One of my favorite pieces is now hanging where you can go see it in the Abingdon Square branch of Chase Bank at 302 West 12th Street at 8th Avenue in Manhattan.

New York City's Outdoor Sculpture


The building is the New York Chamber of Commerce at 65 Liberty Street.  Paul Goldberger, in The City Observed, calls it "too precious to be significant" and that makes it perfect in my eyes.  do you recognize the sculptures?  I'll pull out a few.

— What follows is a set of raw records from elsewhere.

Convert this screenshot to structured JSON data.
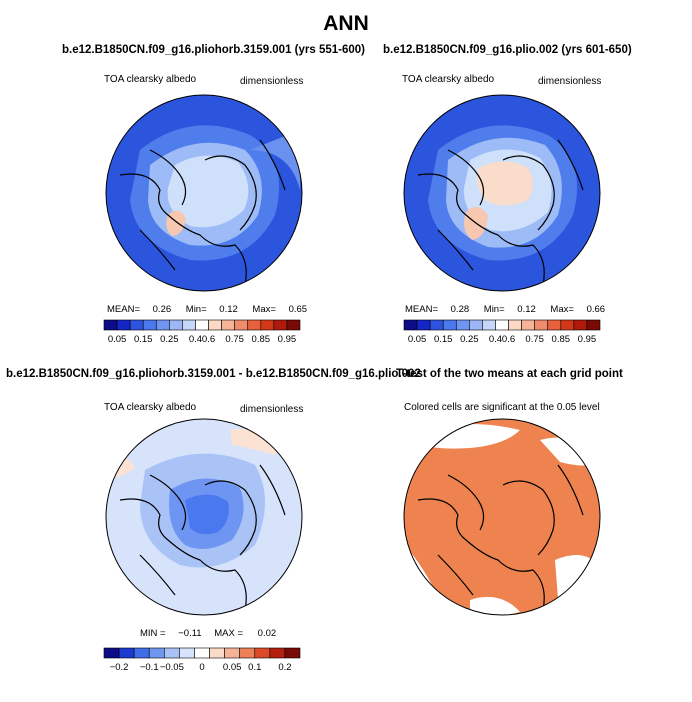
{
  "page_title": "ANN",
  "panels": {
    "top_left": {
      "title": "b.e12.B1850CN.f09_g16.pliohorb.3159.001 (yrs 551-600)",
      "left_label": "TOA clearsky albedo",
      "right_label": "dimensionless",
      "stats": {
        "mean_label": "MEAN=",
        "mean": "0.26",
        "min_label": "Min=",
        "min": "0.12",
        "max_label": "Max=",
        "max": "0.65"
      }
    },
    "top_right": {
      "title": "b.e12.B1850CN.f09_g16.plio.002 (yrs 601-650)",
      "left_label": "TOA clearsky albedo",
      "right_label": "dimensionless",
      "stats": {
        "mean_label": "MEAN=",
        "mean": "0.28",
        "min_label": "Min=",
        "min": "0.12",
        "max_label": "Max=",
        "max": "0.66"
      }
    },
    "bottom_left": {
      "title": "b.e12.B1850CN.f09_g16.pliohorb.3159.001 - b.e12.B1850CN.f09_g16.plio.002",
      "left_label": "TOA clearsky albedo",
      "right_label": "dimensionless",
      "stats": {
        "min_label": "MIN =",
        "min": "−0.11",
        "max_label": "MAX =",
        "max": "0.02"
      }
    },
    "bottom_right": {
      "title": "T-test of the two means at each grid point",
      "subtitle": "Colored cells are significant at the 0.05 level"
    }
  },
  "colorbars": {
    "abs": {
      "colors": [
        "#0d0d8a",
        "#1426c8",
        "#2f52e0",
        "#4a78ee",
        "#6f95f2",
        "#9cb6f6",
        "#c6d8fa",
        "#ffffff",
        "#fbd9c6",
        "#f7b499",
        "#f08c6c",
        "#e8603c",
        "#d23818",
        "#b01a0c",
        "#7a0a06"
      ],
      "tick_labels": [
        "0.05",
        "0.15",
        "0.25",
        "0.4",
        "0.6",
        "0.75",
        "0.85",
        "0.95"
      ]
    },
    "diff": {
      "colors": [
        "#0d0d8a",
        "#1a3ad0",
        "#3f6ee8",
        "#7097f0",
        "#a8c2f6",
        "#d7e3fb",
        "#ffffff",
        "#fbdcc8",
        "#f6b294",
        "#ec8058",
        "#dd4a2a",
        "#b4200e",
        "#7a0a06"
      ],
      "tick_labels": [
        "−0.2",
        "−0.1",
        "−0.05",
        "0",
        "0.05",
        "0.1",
        "0.2"
      ]
    }
  },
  "chart_data": [
    {
      "type": "heatmap",
      "title": "b.e12.B1850CN.f09_g16.pliohorb.3159.001 (yrs 551-600)",
      "variable": "TOA clearsky albedo",
      "units": "dimensionless",
      "mean": 0.26,
      "min": 0.12,
      "max": 0.65,
      "levels": [
        0.05,
        0.1,
        0.15,
        0.2,
        0.25,
        0.3,
        0.4,
        0.5,
        0.6,
        0.7,
        0.75,
        0.8,
        0.85,
        0.9,
        0.95
      ]
    },
    {
      "type": "heatmap",
      "title": "b.e12.B1850CN.f09_g16.plio.002 (yrs 601-650)",
      "variable": "TOA clearsky albedo",
      "units": "dimensionless",
      "mean": 0.28,
      "min": 0.12,
      "max": 0.66,
      "levels": [
        0.05,
        0.1,
        0.15,
        0.2,
        0.25,
        0.3,
        0.4,
        0.5,
        0.6,
        0.7,
        0.75,
        0.8,
        0.85,
        0.9,
        0.95
      ]
    },
    {
      "type": "heatmap",
      "title": "b.e12.B1850CN.f09_g16.pliohorb.3159.001 - b.e12.B1850CN.f09_g16.plio.002",
      "variable": "TOA clearsky albedo",
      "units": "dimensionless",
      "min": -0.11,
      "max": 0.02,
      "levels": [
        -0.2,
        -0.15,
        -0.1,
        -0.07,
        -0.05,
        -0.02,
        0,
        0.02,
        0.05,
        0.07,
        0.1,
        0.15,
        0.2
      ]
    },
    {
      "type": "heatmap",
      "title": "T-test of the two means at each grid point",
      "subtitle": "Colored cells are significant at the 0.05 level"
    }
  ]
}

This is the Sherman Monument, for the Civil War General William T. Sherman, situated at Grand Army Plaza, 59th Street at Fifth Avenue.  I love the sculptor, Augustus Saint-Gaudens, and I love this piece. 

I love drawing it.


And I've taken a few liberties.  Here's the Sherman Monument Visiting the New York Public Library.

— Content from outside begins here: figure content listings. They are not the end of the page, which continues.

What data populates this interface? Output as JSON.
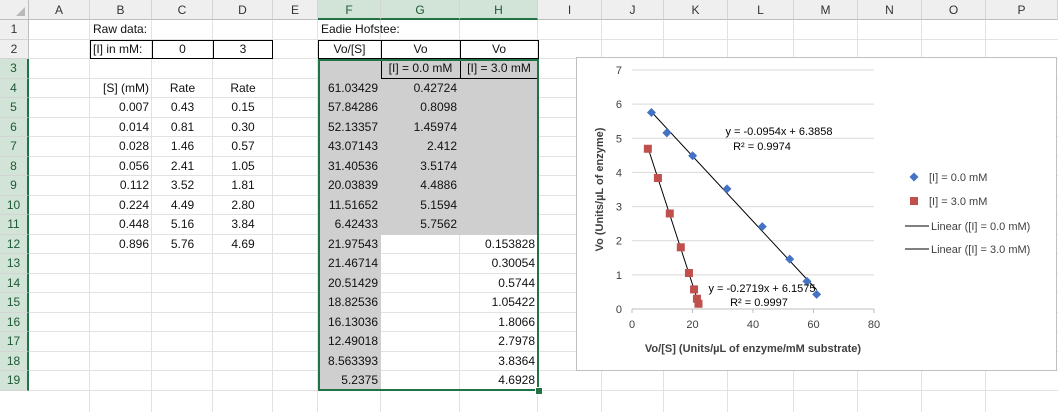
{
  "columns": [
    "A",
    "B",
    "C",
    "D",
    "E",
    "F",
    "G",
    "H",
    "I",
    "J",
    "K",
    "L",
    "M",
    "N",
    "O",
    "P"
  ],
  "rows": [
    "1",
    "2",
    "3",
    "4",
    "5",
    "6",
    "7",
    "8",
    "9",
    "10",
    "11",
    "12",
    "13",
    "14",
    "15",
    "16",
    "17",
    "18",
    "19"
  ],
  "raw": {
    "title": "Raw data:",
    "i_label": "[I] in mM:",
    "i_values": [
      "0",
      "3"
    ],
    "headers": [
      "[S] (mM)",
      "Rate",
      "Rate"
    ],
    "s": [
      "0.007",
      "0.014",
      "0.028",
      "0.056",
      "0.112",
      "0.224",
      "0.448",
      "0.896"
    ],
    "rate0": [
      "0.43",
      "0.81",
      "1.46",
      "2.41",
      "3.52",
      "4.49",
      "5.16",
      "5.76"
    ],
    "rate3": [
      "0.15",
      "0.30",
      "0.57",
      "1.05",
      "1.81",
      "2.80",
      "3.84",
      "4.69"
    ]
  },
  "eh": {
    "title": "Eadie Hofstee:",
    "headers": [
      "Vo/[S]",
      "Vo",
      "Vo"
    ],
    "subheaders": [
      "[I] = 0.0 mM",
      "[I] = 3.0 mM"
    ],
    "vos": [
      "61.03429",
      "57.84286",
      "52.13357",
      "43.07143",
      "31.40536",
      "20.03839",
      "11.51652",
      "6.42433",
      "21.97543",
      "21.46714",
      "20.51429",
      "18.82536",
      "16.13036",
      "12.49018",
      "8.563393",
      "5.2375"
    ],
    "vo0": [
      "0.42724",
      "0.8098",
      "1.45974",
      "2.412",
      "3.5174",
      "4.4886",
      "5.1594",
      "5.7562"
    ],
    "vo3": [
      "0.153828",
      "0.30054",
      "0.5744",
      "1.05422",
      "1.8066",
      "2.7978",
      "3.8364",
      "4.6928"
    ]
  },
  "chart_data": {
    "type": "scatter",
    "xlabel": "Vo/[S] (Units/µL of enzyme/mM substrate)",
    "ylabel": "Vo (Units/µL of enzyme)",
    "xlim": [
      0,
      80
    ],
    "ylim": [
      0,
      7
    ],
    "xticks": [
      "0",
      "20",
      "40",
      "60",
      "80"
    ],
    "yticks": [
      "0",
      "1",
      "2",
      "3",
      "4",
      "5",
      "6",
      "7"
    ],
    "legend_position": "right",
    "series": [
      {
        "name": "[I] = 0.0 mM",
        "marker": "diamond",
        "color": "#4472c4",
        "x": [
          61.03429,
          57.84286,
          52.13357,
          43.07143,
          31.40536,
          20.03839,
          11.51652,
          6.42433
        ],
        "y": [
          0.42724,
          0.8098,
          1.45974,
          2.412,
          3.5174,
          4.4886,
          5.1594,
          5.7562
        ]
      },
      {
        "name": "[I] = 3.0 mM",
        "marker": "square",
        "color": "#c0504d",
        "x": [
          21.97543,
          21.46714,
          20.51429,
          18.82536,
          16.13036,
          12.49018,
          8.563393,
          5.2375
        ],
        "y": [
          0.153828,
          0.30054,
          0.5744,
          1.05422,
          1.8066,
          2.7978,
          3.8364,
          4.6928
        ]
      }
    ],
    "trendlines": [
      {
        "name": "Linear ([I] = 0.0 mM)",
        "slope": -0.0954,
        "intercept": 6.3858,
        "equation": "y = -0.0954x + 6.3858",
        "r2": "R² = 0.9974",
        "x_range": [
          6.42433,
          61.03429
        ]
      },
      {
        "name": "Linear ([I] = 3.0 mM)",
        "slope": -0.2719,
        "intercept": 6.1575,
        "equation": "y = -0.2719x + 6.1575",
        "r2": "R² = 0.9997",
        "x_range": [
          5.2375,
          21.97543
        ]
      }
    ]
  }
}
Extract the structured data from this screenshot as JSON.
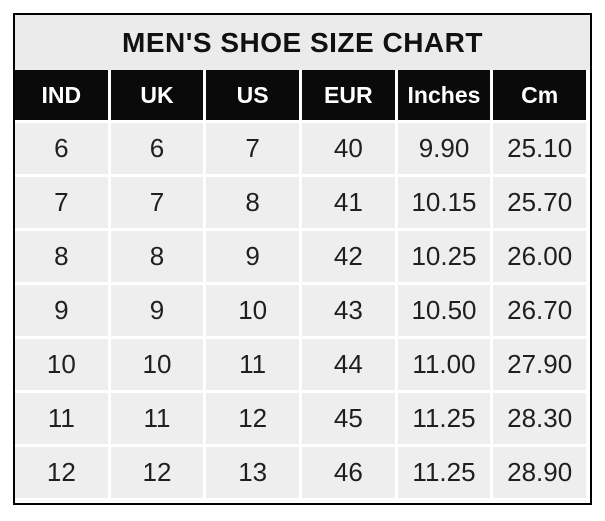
{
  "page": {
    "background": "#ffffff"
  },
  "chart_data": {
    "type": "table",
    "title": "MEN'S SHOE SIZE CHART",
    "columns": [
      "IND",
      "UK",
      "US",
      "EUR",
      "Inches",
      "Cm"
    ],
    "rows": [
      [
        "6",
        "6",
        "7",
        "40",
        "9.90",
        "25.10"
      ],
      [
        "7",
        "7",
        "8",
        "41",
        "10.15",
        "25.70"
      ],
      [
        "8",
        "8",
        "9",
        "42",
        "10.25",
        "26.00"
      ],
      [
        "9",
        "9",
        "10",
        "43",
        "10.50",
        "26.70"
      ],
      [
        "10",
        "10",
        "11",
        "44",
        "11.00",
        "27.90"
      ],
      [
        "11",
        "11",
        "12",
        "45",
        "11.25",
        "28.30"
      ],
      [
        "12",
        "12",
        "13",
        "46",
        "11.25",
        "28.90"
      ]
    ],
    "layout_hints": {
      "legend": "none",
      "grid": "light-gray cells separated by white 3px gaps inside a 2px black frame",
      "header_style": "white bold text on black cells",
      "title_style": "black bold text on light gray bar"
    }
  },
  "colors": {
    "frame_border": "#000000",
    "title_bg": "#ebebeb",
    "title_text": "#111111",
    "header_bg": "#0a0a0a",
    "header_text": "#ffffff",
    "cell_bg": "#eeeeee",
    "cell_text": "#1f1f1f",
    "gap_color": "#ffffff"
  }
}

Here's Saint-Gauden's Admiral Farragut, a work said to have changed the course of American monumental sculpture.  And Saint-Gaudens is called a "master of human psychology, able to conceptualize the intellectual and emotional character of his subject."


Farragut is located in Madison Square Park, but I've placed him next to the Marquis de Lafayette and in front of the Bronx Zoo Rhino.  His pedestal was designed by Saint-Gauden's great friend, Stanford White. When they were discussing by letter how to proceed with this project, White wrote,

"Gussie, do what you darn please--it's sure to turn out bully!"

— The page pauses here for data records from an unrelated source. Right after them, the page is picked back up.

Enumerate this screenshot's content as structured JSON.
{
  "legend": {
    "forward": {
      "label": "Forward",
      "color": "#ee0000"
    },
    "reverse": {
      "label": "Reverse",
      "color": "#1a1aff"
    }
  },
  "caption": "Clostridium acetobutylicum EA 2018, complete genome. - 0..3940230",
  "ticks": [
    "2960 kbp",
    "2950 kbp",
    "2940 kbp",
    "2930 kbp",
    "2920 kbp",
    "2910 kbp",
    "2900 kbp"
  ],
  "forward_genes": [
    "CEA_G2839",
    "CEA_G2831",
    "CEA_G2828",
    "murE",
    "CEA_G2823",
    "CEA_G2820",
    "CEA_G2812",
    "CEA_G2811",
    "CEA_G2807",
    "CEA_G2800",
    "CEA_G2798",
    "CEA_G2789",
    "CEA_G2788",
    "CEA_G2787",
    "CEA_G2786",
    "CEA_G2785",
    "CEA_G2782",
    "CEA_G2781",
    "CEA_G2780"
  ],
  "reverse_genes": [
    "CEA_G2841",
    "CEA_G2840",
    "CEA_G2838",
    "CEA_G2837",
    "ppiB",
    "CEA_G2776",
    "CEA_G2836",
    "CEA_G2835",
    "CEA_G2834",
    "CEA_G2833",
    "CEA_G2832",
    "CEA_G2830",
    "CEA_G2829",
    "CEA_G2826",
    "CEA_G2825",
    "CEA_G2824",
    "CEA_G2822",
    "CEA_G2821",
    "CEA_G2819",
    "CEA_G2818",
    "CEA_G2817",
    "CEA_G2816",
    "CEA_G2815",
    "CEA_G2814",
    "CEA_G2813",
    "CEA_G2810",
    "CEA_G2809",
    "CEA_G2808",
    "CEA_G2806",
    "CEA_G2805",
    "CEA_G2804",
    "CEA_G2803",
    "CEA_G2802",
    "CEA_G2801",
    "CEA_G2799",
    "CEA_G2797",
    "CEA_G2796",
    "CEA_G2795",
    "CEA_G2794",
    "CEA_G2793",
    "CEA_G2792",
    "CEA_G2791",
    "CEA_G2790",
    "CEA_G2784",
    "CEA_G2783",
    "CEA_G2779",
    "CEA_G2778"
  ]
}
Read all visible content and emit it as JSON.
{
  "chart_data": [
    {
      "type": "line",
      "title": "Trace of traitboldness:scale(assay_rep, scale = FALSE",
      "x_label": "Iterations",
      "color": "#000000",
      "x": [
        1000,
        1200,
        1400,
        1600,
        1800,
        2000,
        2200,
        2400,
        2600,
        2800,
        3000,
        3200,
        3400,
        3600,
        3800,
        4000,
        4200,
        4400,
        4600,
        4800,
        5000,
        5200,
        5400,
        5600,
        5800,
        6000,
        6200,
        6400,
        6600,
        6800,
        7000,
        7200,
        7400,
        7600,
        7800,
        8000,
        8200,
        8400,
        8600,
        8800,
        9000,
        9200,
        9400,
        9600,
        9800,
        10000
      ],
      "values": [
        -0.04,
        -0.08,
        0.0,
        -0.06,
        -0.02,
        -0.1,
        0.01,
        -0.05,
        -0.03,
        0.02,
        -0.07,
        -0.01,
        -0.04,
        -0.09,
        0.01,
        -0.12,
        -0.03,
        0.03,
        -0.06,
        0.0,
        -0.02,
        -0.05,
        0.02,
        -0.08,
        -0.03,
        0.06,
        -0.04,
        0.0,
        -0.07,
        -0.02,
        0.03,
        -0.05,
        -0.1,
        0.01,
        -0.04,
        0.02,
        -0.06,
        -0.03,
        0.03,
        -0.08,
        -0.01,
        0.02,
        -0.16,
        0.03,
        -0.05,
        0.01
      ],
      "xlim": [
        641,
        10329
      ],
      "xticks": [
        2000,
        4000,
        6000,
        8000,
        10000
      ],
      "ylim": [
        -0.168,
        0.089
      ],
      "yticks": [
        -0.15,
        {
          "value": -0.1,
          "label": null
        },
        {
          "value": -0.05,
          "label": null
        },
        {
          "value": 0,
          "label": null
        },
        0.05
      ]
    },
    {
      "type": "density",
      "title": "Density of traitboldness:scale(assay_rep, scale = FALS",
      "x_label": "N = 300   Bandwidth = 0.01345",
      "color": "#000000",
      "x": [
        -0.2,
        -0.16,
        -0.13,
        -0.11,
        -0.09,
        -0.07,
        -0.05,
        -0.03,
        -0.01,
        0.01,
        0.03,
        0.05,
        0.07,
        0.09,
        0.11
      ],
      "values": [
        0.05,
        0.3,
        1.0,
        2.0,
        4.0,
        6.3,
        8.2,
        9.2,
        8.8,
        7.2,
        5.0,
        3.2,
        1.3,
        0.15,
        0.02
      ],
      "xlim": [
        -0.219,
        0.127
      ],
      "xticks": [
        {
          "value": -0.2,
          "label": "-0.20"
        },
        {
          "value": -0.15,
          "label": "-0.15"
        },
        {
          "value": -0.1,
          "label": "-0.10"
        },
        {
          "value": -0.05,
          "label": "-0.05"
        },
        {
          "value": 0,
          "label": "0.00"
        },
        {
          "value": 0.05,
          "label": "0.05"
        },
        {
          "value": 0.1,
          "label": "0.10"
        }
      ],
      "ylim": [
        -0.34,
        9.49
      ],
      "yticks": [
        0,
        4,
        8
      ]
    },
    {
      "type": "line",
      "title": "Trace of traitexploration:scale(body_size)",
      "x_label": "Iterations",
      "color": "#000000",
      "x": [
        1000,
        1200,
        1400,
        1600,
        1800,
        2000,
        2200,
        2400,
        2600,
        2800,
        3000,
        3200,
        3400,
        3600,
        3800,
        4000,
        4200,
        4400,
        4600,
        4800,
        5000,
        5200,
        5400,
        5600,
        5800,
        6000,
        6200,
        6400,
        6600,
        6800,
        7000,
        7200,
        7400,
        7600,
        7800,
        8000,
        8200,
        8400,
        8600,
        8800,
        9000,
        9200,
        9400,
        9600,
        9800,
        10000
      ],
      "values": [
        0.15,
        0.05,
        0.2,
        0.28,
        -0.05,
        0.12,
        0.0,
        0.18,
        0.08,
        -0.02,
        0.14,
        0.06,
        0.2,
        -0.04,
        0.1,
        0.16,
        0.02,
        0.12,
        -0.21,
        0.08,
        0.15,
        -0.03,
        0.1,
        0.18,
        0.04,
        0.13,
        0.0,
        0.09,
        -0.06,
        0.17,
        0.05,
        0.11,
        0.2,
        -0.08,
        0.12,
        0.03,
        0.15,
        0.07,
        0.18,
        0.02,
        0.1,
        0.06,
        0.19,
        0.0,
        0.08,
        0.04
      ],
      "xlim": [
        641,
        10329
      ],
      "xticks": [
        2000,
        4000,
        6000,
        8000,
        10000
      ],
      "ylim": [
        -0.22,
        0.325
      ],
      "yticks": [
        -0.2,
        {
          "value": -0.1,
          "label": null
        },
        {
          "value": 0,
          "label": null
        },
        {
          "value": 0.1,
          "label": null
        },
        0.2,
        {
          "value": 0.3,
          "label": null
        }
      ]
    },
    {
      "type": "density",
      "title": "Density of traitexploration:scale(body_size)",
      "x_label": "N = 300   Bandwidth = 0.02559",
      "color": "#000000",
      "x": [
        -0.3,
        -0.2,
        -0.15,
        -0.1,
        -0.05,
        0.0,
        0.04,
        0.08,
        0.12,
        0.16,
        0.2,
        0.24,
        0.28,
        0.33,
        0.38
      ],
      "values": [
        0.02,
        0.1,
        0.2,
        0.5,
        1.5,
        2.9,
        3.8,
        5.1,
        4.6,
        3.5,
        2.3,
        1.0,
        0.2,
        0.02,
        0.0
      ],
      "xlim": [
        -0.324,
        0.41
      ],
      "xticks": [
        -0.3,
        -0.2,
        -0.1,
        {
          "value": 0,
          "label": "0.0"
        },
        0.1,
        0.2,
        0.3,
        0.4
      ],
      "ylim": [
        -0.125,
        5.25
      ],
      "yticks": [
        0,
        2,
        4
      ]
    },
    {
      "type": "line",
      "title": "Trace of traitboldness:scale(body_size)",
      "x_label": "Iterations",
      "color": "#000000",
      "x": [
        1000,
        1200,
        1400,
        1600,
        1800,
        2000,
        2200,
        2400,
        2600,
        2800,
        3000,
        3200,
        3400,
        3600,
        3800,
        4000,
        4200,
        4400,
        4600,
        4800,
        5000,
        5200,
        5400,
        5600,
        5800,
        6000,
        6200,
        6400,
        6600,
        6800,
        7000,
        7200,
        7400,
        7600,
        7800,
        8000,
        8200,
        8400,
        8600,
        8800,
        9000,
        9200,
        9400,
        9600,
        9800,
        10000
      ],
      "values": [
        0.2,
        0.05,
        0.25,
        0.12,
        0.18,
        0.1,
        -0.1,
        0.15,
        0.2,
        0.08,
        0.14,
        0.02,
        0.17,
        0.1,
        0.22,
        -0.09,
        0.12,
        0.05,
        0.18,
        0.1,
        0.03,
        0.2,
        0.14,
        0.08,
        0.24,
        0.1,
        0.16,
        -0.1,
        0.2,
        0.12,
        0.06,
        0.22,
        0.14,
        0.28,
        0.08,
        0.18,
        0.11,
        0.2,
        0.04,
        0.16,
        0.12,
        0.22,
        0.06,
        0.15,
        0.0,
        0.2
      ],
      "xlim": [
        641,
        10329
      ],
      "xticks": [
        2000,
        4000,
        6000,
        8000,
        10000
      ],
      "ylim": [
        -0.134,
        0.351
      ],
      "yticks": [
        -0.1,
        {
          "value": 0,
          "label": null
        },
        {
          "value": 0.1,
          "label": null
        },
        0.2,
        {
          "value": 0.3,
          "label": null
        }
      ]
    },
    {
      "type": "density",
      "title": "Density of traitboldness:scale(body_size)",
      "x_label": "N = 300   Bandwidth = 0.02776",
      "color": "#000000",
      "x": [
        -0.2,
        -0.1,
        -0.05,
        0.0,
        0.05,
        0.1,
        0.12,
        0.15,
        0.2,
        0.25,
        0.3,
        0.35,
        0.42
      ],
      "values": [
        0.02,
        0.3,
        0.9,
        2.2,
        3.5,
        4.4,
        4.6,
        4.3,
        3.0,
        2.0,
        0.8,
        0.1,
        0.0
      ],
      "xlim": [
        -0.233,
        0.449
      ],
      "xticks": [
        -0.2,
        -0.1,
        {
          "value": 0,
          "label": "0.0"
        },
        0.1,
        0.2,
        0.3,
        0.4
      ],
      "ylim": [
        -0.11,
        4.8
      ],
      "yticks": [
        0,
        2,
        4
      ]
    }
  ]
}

You know how when you think about one thing it seems to pop up all over the place, like when you learn a new word and then you hear it five times in the next two days?  Well, we're reading Lamentations in Bible study and yesterday Hannah Faye, our leader, showed us a clip from Martha Graham's version of Lamentations. that was inspired by-you guessed it--Augustus Saint-Gauden with the  Adams Monument, in Rock Creek Cemetery, Washington, DC.


Some people simply call this "Grief."

And here's Martha Graham; 


she takes this figure, the embodiment of stillness and brings extraordinary movement to it. 
There's a story about the woman buried here and the monument her husband created for her; Maureen Doud wrote about it a long time ago in the New York Times but I found it--you can read it here.

https://tinyurl.com/DoudonAdams

I love tracing the connections between thoughts and their results--where do our inspirations come from and what do we do with them? James Baldwin said,

"Not everything that is faced can be changed but nothing can be changed without being faced."  May I paraphrase and say, "Not every idea or dream comes to fruition in art, but nothing can become art without a dream."

Wouldn't it be wonderful if we all had a friend who said, "Do what you darn please and it's sure to turn out Bully!"